Congress enacted the Health Insurance Portability and Accountability Act (HIPAA) in 1996. In the 25 years since, healthcare and technology have advanced beyond what any of the original writers of HIPAA could have imagined, creating innovative new tools and mechanisms to share information and to better engage individuals in their healthcare.

Recognizing the challenges in ensuring HIPAA remains relevant for technology, business practices, and patient needs of today, the U.S. Department of Health and Human Services (HHS) released proposed updates to HIPAA’s regulations. The proposed changes include needed flexibilities to promote information sharing, but fail to ensure patient privacy protections remain relevant for the changed context, and, in fact, encourage actions that could expose patients’ healthcare data. Rather than strengthening healthcare privacy protections, the proposal creates a new pathway for non-HIPAA-covered entities to freely access and exploit patients’ healthcare data.

In the proposed rule, HHS seeks to go beyond the existing statute and regulations that ensure patients have a right to direct a covered entity to transmit an electronic copy of their protected health information (PHI) in an electronic health record (EHR) to a designated person or entity of the patient’s choice (also called “patient directive”). HHS now proposes to create a wholly new, unprotected and unauthorized pathway enabling so-called personal health applications — third parties that meet a minimal set of criteria – to gain free access to electronic and paper-based data.

While HHS creates and encourages use of this new pathway for personal health applications, HHS is not able to regulate what these applications do. Because a personal health application “is not acting on behalf of, or at the direction of a covered entity,” it is not subject to HIPAA rules and obligations. Health data that a patient directs to a personal health application is no longer protected by HIPAA and patients are left to fend for themselves.

HHS states personal health applications are managed and controlled by the individual; however, there is no requirement that patients be informed their data is no longer being covered by HIPAA and what that means. Patients will lose their ability to control their access to and the use of their healthcare data and may be fully unaware that third parties may use personal health applications as a backdoor to gain access to millions of patients’ private health information for their own commercial purposes.

While there are many third parties that provide valuable insights for health and healthcare decision making, there are also commercial third parties that seek to exploit access to health data, with minimal or no understanding from the patient. It seems foolhardy for HHS to encourage patients to use applications that it cannot regulate.

Meanwhile, there already exists an established pathway under HIPAA for patients to direct their information to third parties.

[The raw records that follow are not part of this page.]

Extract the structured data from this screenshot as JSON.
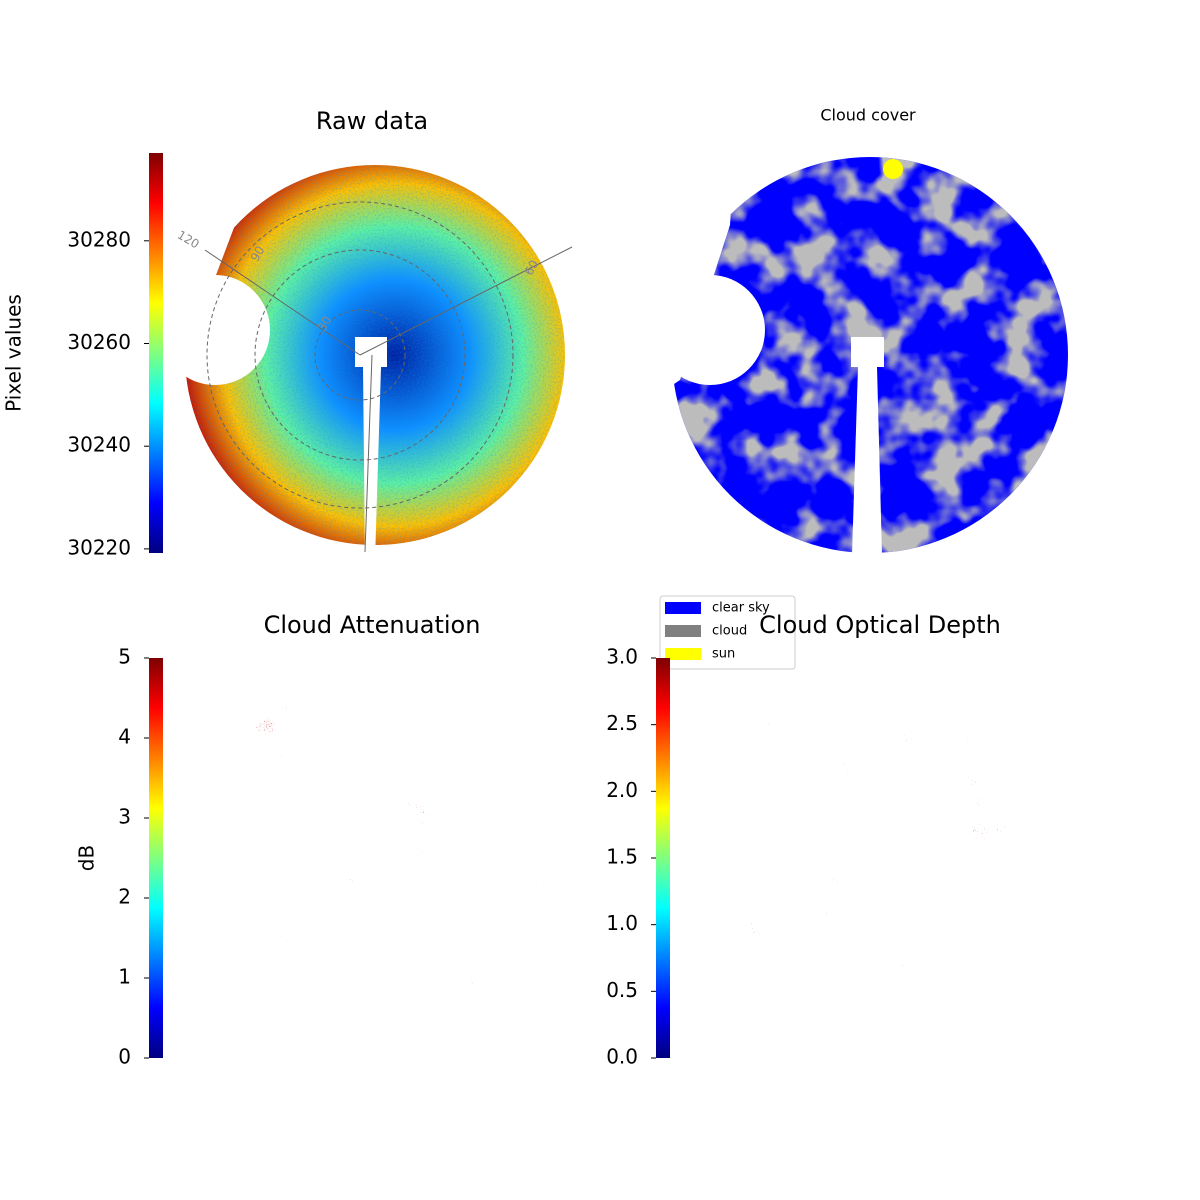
{
  "chart_data": [
    {
      "type": "heatmap",
      "title": "Raw data",
      "colormap": "jet",
      "colorbar_label": "Pixel values",
      "clim": [
        30219.2,
        30297.1
      ],
      "cticks": [
        30220,
        30240,
        30260,
        30280
      ],
      "radial_labels": [
        "120",
        "90",
        "60",
        "30"
      ]
    },
    {
      "type": "category_map",
      "title": "Cloud cover",
      "series": [
        {
          "name": "clear sky",
          "color": "#0000ff"
        },
        {
          "name": "cloud",
          "color": "#808080"
        },
        {
          "name": "sun",
          "color": "#ffff00"
        }
      ]
    },
    {
      "type": "heatmap",
      "title": "Cloud Attenuation",
      "colormap": "jet",
      "colorbar_label": "dB",
      "clim": [
        0,
        5
      ],
      "cticks": [
        0,
        1,
        2,
        3,
        4,
        5
      ]
    },
    {
      "type": "heatmap",
      "title": "Cloud Optical Depth",
      "colormap": "jet",
      "clim": [
        0,
        3
      ],
      "cticks": [
        {
          "value": 0,
          "label": "0.0"
        },
        {
          "value": 0.5,
          "label": "0.5"
        },
        {
          "value": 1,
          "label": "1.0"
        },
        {
          "value": 1.5,
          "label": "1.5"
        },
        {
          "value": 2,
          "label": "2.0"
        },
        {
          "value": 2.5,
          "label": "2.5"
        },
        {
          "value": 3,
          "label": "3.0"
        }
      ]
    }
  ]
}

HIPAA authorizations allow patients to control what healthcare information is shared, with whom, for what purpose, and for how long. These authorizations provide patients with much greater control and understanding of how their data will be used. Expanding the patient directive only creates more confusion and less protection over healthcare data.

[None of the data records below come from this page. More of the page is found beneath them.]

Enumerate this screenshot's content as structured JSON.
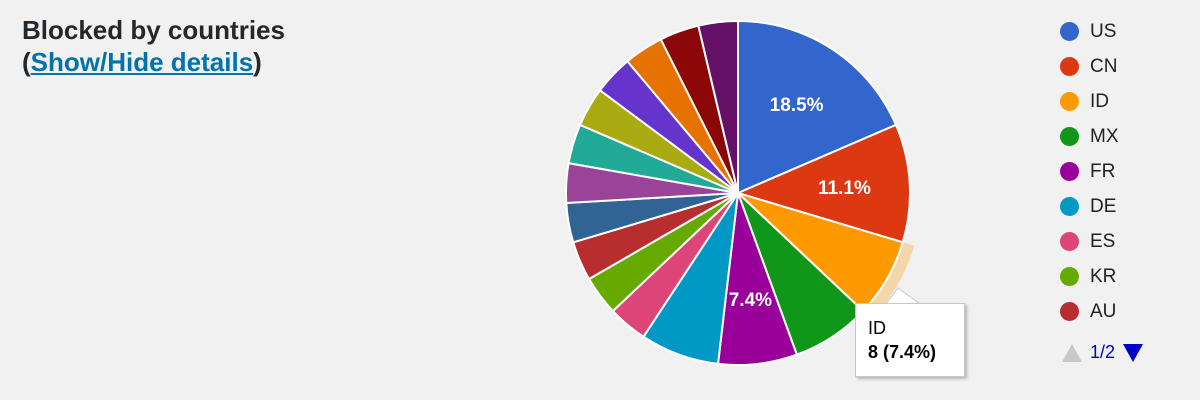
{
  "header": {
    "title": "Blocked by countries",
    "details_open": "(",
    "details_link": "Show/Hide details",
    "details_close": ")"
  },
  "tooltip": {
    "label": "ID",
    "value": "8 (7.4%)"
  },
  "pager": {
    "text": "1/2"
  },
  "chart_data": {
    "type": "pie",
    "title": "Blocked by countries",
    "legend_position": "right",
    "highlighted": "ID",
    "slices": [
      {
        "label": "US",
        "percent": 18.5,
        "color": "#3366cc",
        "show_label": true
      },
      {
        "label": "CN",
        "percent": 11.1,
        "color": "#dc3912",
        "show_label": true
      },
      {
        "label": "ID",
        "percent": 7.4,
        "color": "#ff9900",
        "show_label": false,
        "count": 8
      },
      {
        "label": "MX",
        "percent": 7.4,
        "color": "#109618",
        "show_label": false
      },
      {
        "label": "FR",
        "percent": 7.4,
        "color": "#990099",
        "show_label": true
      },
      {
        "label": "DE",
        "percent": 7.4,
        "color": "#0099c6",
        "show_label": false
      },
      {
        "label": "ES",
        "percent": 3.7,
        "color": "#dd4477",
        "show_label": false
      },
      {
        "label": "KR",
        "percent": 3.7,
        "color": "#66aa00",
        "show_label": false
      },
      {
        "label": "AU",
        "percent": 3.7,
        "color": "#b82e2e",
        "show_label": false
      },
      {
        "label": "",
        "percent": 3.7,
        "color": "#316395",
        "show_label": false
      },
      {
        "label": "",
        "percent": 3.7,
        "color": "#994499",
        "show_label": false
      },
      {
        "label": "",
        "percent": 3.7,
        "color": "#22aa99",
        "show_label": false
      },
      {
        "label": "",
        "percent": 3.7,
        "color": "#aaaa11",
        "show_label": false
      },
      {
        "label": "",
        "percent": 3.7,
        "color": "#6633cc",
        "show_label": false
      },
      {
        "label": "",
        "percent": 3.7,
        "color": "#e67300",
        "show_label": false
      },
      {
        "label": "",
        "percent": 3.7,
        "color": "#8b0707",
        "show_label": false
      },
      {
        "label": "",
        "percent": 3.7,
        "color": "#651067",
        "show_label": false
      }
    ]
  }
}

Even without generous expansions of access to medical record data for third parties, patients already experience challenges with third parties and privacy of their health data. For example, a law firm had a patient complete a “patient directive” to access all of the patient’s PHI. This PHI included assault records. In accordance with what was believed to be the patient’s request, the provider sent all PHI to the attorney, who then shared it with opposing counsel.

During the patient’s deposition, opposing counsel questioned her on the assault records; she had no knowledge others had access to this highly sensitive information. Upon discussion with the patient as to the difference between a HIPAA authorization and patient directive, she indicated that if she knew she had an option, she would have chosen a HIPAA authorization to limit what information was released to her attorney. Unfortunately, she was not told she had a choice and her sensitive health information was shared in a public setting.

It is time for a serious conversation about updating our 25-year-old data privacy laws to ensure that health data is sufficiently protected in a digital world. Until patients have sufficient options for health data protection, we should be cautious of hasty changes.